API latency

Incident Report for Robin

Postmortem

Summary

Between the hours of 19:00 UTC - 20:00 UTC our API experienced high latency for response times which had affected all clients on the platform. The latency was caused by an inefficient query in our calendar syncing operations which caused our database to exhaust its resources.

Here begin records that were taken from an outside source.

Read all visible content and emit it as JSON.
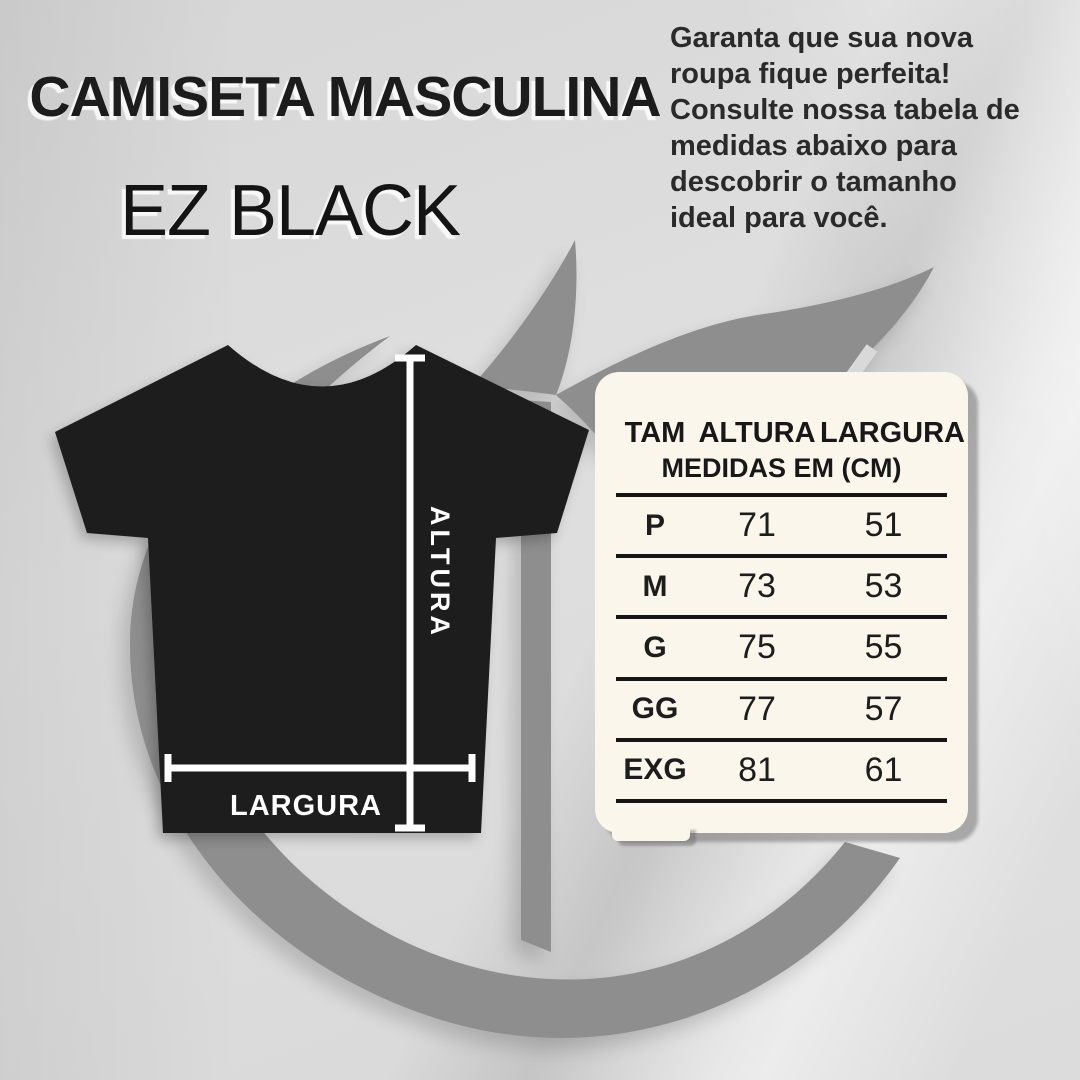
{
  "header": {
    "title": "CAMISETA MASCULINA",
    "subtitle": "EZ BLACK",
    "intro": " Garanta que sua nova\nroupa fique perfeita!\nConsulte nossa tabela de\nmedidas abaixo para\ndescobrir o tamanho\nideal para você."
  },
  "diagram": {
    "height_label": "ALTURA",
    "width_label": "LARGURA"
  },
  "size_table": {
    "columns": [
      "TAM",
      "ALTURA",
      "LARGURA"
    ],
    "subtitle": "MEDIDAS EM (CM)",
    "rows": [
      {
        "size": "P",
        "altura": "71",
        "largura": "51"
      },
      {
        "size": "M",
        "altura": "73",
        "largura": "53"
      },
      {
        "size": "G",
        "altura": "75",
        "largura": "55"
      },
      {
        "size": "GG",
        "altura": "77",
        "largura": "57"
      },
      {
        "size": "EXG",
        "altura": "81",
        "largura": "61"
      }
    ]
  },
  "colors": {
    "background": "#d8d8d8",
    "shirt": "#1d1d1d",
    "watermark": "#8e8e8e",
    "card": "#fbf6ec",
    "table_line": "#161616",
    "measure_line": "#ffffff",
    "heading_text": "#1c1c1c"
  }
}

At 19:05 UTC a rollback was issued for the previous deployment to quickly mitigate the issue. The database did not fully recover until 20:00 UTC when some of the remaining problem queries were flushed out.

Investigation

By 19:05 UTC our engineering team was notified through platform monitoring of latency issues that were affecting all customers. The problem query was quickly found after the rollback and discovered running in the database at 19:15 UTC.

Remediation

The API issued a deployment rollback to initially revert the inefficient query. Calendar syncing was temporarily halted at 19:15 UTC to take load off of the primary database. Lingering problem queries were identified and killed off in production to free up the database's resources by 19:45 UTC. Syncing was reenabled at 20:00 UTC and completely caught back up at 21:30 UTC.

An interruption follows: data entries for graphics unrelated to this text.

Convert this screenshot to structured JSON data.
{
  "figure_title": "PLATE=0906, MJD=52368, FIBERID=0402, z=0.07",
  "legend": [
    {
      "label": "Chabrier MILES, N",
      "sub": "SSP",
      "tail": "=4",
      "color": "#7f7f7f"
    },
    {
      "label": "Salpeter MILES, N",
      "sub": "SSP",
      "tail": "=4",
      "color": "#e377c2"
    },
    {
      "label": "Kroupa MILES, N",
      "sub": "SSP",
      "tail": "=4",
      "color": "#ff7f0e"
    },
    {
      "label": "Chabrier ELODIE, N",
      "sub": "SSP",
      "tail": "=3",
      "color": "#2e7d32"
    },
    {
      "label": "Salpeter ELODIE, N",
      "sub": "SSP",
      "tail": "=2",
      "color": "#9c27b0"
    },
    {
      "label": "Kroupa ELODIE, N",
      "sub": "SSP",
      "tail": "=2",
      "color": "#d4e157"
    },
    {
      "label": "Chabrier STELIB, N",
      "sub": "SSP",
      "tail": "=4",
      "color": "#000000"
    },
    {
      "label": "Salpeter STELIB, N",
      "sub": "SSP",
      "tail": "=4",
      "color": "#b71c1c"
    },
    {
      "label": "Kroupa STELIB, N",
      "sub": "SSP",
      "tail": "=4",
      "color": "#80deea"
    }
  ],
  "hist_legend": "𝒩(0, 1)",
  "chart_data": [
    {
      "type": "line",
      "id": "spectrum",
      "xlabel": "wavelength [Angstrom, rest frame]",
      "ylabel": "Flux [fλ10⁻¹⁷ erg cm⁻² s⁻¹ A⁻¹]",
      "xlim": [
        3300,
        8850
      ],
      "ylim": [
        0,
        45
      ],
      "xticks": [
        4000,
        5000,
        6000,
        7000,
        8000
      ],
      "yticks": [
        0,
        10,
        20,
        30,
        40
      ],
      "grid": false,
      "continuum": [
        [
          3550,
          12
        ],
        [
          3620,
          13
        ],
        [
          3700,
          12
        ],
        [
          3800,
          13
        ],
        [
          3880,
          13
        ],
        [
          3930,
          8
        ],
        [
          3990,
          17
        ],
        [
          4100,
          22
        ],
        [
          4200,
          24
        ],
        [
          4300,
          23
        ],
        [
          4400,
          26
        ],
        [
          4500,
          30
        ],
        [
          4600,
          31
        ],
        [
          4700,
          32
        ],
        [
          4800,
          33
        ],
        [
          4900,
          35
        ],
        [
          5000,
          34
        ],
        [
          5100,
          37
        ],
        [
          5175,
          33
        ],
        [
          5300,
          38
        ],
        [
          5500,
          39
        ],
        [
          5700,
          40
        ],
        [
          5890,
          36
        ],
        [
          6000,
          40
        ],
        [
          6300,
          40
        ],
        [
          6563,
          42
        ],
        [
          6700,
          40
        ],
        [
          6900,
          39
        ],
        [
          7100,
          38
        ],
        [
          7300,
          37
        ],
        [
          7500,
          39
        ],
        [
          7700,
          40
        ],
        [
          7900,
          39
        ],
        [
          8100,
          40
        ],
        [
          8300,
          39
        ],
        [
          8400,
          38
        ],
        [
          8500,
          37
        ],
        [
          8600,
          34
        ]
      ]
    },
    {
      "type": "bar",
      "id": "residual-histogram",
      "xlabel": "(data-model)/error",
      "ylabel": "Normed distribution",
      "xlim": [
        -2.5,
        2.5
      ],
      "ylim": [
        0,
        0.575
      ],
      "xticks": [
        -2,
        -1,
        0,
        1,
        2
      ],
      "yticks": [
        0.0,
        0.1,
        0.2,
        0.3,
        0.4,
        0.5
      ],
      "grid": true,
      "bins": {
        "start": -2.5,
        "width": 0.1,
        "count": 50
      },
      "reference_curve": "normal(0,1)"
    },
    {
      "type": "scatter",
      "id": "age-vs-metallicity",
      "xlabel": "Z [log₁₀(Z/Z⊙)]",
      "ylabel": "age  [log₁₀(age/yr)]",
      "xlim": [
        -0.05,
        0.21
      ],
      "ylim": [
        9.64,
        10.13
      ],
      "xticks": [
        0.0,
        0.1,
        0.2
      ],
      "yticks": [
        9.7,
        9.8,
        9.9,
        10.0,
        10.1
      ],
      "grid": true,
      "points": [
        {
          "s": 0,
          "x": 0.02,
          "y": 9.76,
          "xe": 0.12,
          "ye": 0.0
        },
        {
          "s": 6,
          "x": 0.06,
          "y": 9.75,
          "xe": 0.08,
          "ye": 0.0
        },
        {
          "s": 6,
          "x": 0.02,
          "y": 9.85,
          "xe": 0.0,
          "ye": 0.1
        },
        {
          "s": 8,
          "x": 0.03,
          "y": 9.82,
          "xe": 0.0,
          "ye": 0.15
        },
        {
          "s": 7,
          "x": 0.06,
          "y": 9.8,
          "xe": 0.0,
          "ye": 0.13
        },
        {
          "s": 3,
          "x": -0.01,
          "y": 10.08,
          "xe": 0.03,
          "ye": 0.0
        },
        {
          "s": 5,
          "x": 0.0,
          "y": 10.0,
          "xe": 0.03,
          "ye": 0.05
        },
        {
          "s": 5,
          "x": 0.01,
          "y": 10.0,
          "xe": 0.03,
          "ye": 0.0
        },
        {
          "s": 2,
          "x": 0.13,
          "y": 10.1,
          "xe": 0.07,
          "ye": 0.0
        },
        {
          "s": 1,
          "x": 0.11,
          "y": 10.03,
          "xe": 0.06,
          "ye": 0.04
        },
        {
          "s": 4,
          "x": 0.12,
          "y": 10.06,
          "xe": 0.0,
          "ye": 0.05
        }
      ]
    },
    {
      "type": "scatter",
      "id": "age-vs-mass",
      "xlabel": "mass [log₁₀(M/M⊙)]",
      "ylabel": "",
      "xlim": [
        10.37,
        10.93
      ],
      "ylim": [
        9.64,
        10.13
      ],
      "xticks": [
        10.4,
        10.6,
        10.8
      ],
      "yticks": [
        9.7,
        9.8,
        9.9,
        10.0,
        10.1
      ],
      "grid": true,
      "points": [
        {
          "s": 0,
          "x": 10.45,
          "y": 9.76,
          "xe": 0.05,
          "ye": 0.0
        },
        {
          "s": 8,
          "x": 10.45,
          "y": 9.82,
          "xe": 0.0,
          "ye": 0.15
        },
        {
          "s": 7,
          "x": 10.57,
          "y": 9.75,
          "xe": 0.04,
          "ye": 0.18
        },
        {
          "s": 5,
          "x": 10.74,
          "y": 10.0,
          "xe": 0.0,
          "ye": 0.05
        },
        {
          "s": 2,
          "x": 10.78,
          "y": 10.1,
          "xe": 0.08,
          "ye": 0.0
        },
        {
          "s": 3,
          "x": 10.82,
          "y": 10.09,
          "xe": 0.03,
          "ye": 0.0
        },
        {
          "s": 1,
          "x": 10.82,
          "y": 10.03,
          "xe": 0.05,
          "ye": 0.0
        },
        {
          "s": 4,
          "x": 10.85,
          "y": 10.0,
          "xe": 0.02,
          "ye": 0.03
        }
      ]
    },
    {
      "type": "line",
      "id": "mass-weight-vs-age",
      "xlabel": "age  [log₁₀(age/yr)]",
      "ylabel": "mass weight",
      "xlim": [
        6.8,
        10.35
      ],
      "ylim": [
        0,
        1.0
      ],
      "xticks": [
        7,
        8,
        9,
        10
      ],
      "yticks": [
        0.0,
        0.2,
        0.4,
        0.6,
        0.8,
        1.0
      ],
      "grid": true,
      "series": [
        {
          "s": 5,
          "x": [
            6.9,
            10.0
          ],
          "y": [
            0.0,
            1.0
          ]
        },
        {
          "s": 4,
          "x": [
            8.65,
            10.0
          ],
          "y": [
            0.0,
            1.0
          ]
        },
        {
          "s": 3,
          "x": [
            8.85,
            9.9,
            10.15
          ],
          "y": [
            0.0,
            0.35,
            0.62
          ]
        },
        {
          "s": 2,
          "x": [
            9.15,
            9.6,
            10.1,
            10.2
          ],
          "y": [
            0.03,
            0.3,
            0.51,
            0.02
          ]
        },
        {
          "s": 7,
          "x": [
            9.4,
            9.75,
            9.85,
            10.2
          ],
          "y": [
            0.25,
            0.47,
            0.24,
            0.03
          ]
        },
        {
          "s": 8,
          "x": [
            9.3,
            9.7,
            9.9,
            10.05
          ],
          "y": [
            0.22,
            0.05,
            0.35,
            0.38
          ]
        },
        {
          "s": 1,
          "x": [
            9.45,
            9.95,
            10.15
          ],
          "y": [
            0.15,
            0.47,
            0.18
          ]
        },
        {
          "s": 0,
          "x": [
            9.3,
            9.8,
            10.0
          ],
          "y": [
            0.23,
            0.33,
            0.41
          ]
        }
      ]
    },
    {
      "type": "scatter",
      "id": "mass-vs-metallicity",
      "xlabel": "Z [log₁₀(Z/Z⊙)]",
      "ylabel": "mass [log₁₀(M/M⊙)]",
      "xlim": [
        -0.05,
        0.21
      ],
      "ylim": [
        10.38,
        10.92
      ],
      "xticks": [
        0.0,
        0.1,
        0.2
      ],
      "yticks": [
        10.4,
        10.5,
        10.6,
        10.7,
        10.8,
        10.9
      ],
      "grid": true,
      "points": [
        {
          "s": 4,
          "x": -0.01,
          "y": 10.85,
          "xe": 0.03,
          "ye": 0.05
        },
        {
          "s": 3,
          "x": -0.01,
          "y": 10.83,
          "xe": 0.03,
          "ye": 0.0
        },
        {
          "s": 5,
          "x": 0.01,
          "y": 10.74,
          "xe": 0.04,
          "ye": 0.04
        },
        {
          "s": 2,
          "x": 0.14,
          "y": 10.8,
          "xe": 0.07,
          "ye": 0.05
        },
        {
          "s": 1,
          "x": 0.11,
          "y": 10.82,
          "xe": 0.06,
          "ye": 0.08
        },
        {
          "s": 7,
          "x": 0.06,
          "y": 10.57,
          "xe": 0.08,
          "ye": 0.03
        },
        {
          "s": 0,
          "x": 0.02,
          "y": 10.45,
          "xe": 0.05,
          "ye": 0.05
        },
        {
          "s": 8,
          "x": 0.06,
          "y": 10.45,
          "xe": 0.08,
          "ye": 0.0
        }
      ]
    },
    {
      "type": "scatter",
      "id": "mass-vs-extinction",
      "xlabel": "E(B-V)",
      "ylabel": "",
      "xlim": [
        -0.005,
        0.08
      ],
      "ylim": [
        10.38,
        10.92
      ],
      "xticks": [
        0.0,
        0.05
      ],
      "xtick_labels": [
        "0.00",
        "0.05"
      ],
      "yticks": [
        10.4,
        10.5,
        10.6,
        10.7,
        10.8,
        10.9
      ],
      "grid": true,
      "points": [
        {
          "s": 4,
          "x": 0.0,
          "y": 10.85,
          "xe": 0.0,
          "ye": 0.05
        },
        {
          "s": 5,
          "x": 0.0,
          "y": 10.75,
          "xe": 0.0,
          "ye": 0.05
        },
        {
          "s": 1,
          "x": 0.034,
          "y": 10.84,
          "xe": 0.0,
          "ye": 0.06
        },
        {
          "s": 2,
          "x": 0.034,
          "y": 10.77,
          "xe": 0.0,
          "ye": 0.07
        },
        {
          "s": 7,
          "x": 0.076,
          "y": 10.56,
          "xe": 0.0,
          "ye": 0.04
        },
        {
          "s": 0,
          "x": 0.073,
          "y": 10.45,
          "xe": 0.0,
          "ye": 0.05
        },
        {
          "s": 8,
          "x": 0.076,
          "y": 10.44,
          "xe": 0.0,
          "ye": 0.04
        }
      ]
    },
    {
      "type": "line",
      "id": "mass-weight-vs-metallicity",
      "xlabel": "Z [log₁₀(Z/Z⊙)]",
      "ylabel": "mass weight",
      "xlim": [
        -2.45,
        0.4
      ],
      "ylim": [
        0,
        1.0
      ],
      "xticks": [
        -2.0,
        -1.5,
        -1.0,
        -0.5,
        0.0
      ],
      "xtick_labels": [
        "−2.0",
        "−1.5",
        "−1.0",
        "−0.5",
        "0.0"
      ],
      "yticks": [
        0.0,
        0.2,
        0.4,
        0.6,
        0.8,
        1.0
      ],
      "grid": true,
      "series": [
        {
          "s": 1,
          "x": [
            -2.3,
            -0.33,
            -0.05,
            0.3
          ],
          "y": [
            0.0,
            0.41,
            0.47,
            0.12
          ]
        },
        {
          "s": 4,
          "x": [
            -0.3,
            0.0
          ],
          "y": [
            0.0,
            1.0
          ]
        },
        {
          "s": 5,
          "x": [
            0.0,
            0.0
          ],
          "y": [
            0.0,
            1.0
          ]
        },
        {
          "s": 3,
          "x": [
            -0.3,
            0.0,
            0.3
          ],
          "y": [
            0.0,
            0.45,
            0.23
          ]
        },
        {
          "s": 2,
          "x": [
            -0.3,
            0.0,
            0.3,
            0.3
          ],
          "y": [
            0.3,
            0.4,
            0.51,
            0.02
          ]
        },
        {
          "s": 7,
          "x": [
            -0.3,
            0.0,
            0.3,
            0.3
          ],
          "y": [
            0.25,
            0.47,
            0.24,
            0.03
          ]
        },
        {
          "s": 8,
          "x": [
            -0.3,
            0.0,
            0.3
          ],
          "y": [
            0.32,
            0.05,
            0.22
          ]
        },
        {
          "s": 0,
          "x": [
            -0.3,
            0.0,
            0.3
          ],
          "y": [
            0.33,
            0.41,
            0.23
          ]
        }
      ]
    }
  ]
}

In order to prevent similar issues in the future, we are introducing tools and testing to catch inefficient queries before they can be deployed to production environments. Additionally we are making configuration changes to the database and platform that will drastically decrease recovery time in the future.

Posted Jan 23, 2020 - 14:46 EST

Resolved

This incident has been resolved.

Posted Jan 22, 2020 - 17:27 EST

Monitoring

A fix has been implemented. Calendar Syncing will be delayed as we work through the backlog.

Posted Jan 22, 2020 - 14:59 EST

Update

We are continuing to investigate this issue.

Posted Jan 22, 2020 - 14:30 EST

Investigating

We're investigating elevated latency in our API.

Posted Jan 22, 2020 - 14:16 EST

This incident affected: Platform (API) and Calendar Syncing (Syncing Service).